Over the past few years the availability of GPS has skyrocketed, surpassed only by the downward trend in pricing. The question arises: why is IVMS still required?
The answer lies in the fact that GPS and IVMS is not the same thing. GPS provides a speed and a position reading, IVMS is a comprehensive service. It starts off with measuring driver behaviour such as seatbelt usage, 4×4 mode, driver identification and, very importantly, driving style. Through solid state accelerometers we can now define settings per site and this can determine what is acceptable and what not in terms of acceleration, braking and cornering speeds.
All of the above then is combined with an intelligent review of data, partly by making use of exception reporting, but also by bringing in human intelligence. A good example is this: the speed limit may be 60 km/h on a mine site, but if a human being can see that the road simply does not allow that speed it can still be flagged as dangerous. A vehicle that stops for 10 minutes, then slowly crawls forward only to crash into a pole has done nothing in terms of a GPS measurement, but an experienced IVMS analyst will know that those are signs of an intoxicated driver falling asleep for 10 minutes, then wake up and drive on.

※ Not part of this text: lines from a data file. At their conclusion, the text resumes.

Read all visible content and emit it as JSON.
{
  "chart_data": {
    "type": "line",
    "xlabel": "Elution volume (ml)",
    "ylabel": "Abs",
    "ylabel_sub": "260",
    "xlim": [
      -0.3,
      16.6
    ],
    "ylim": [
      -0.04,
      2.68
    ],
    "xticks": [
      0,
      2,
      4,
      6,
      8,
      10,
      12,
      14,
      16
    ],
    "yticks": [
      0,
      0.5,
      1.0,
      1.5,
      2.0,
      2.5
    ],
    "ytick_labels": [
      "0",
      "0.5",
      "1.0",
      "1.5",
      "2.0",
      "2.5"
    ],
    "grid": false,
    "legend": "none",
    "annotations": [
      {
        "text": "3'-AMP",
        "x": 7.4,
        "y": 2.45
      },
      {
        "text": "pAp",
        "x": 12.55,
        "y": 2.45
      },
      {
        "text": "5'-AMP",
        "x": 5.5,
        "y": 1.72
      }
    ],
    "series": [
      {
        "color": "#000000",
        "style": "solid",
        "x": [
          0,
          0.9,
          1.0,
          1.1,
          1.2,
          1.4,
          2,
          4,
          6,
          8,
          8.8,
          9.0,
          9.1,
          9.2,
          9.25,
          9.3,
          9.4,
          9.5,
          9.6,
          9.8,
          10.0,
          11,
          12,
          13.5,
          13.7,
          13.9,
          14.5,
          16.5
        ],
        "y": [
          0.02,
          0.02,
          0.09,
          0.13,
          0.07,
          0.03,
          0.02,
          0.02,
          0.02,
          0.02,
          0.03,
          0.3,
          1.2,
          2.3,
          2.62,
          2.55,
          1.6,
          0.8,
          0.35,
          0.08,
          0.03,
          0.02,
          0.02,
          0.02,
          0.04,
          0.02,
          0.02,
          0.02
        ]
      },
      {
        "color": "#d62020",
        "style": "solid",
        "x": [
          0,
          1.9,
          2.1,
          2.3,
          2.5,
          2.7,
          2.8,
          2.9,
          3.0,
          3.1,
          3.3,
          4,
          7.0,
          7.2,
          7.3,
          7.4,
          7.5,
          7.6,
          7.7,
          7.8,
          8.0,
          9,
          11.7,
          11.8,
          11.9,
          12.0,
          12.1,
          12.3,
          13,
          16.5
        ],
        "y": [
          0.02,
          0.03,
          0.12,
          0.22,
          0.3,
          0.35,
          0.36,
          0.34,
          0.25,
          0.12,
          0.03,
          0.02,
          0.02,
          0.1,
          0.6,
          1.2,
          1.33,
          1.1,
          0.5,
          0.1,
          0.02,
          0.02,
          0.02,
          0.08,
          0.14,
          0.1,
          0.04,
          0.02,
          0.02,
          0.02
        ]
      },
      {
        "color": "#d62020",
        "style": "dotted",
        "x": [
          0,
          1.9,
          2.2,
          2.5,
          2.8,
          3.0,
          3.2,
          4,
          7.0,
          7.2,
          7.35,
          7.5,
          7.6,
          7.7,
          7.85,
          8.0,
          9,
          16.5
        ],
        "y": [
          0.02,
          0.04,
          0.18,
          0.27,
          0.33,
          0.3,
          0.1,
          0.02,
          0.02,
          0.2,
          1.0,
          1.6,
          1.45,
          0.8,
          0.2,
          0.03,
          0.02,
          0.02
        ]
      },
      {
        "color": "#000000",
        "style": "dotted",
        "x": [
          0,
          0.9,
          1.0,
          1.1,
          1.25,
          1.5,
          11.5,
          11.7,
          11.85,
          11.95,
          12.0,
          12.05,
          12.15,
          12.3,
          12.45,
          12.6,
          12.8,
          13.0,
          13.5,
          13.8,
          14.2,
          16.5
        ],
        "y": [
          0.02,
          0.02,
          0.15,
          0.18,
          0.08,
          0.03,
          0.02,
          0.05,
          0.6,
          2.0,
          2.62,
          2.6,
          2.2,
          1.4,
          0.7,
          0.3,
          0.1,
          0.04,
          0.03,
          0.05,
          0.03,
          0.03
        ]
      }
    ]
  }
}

There are also other IVMS aspects that can be calculated and derived: a driver that drives non-stop for 4 hours would indicate a potential dangerous situation through driver fatigue, a 100km trip to work that starts at 6:00am and ends tonight at 11:00pm shows a risk of a driver that did a long trip after a full day’s work. A heat map analysis that shows a persistent driving style problem at a certain spot for most drivers, indicates a bad road surface, as opposed to bad driving style.
Add to this full-blown vehicle utilisation reports and accident analysis, and it becomes clear that a GPS unit bought on eBay and a high-end IVMS unit bought from a reputable IVMS supplier is simply not the same thing!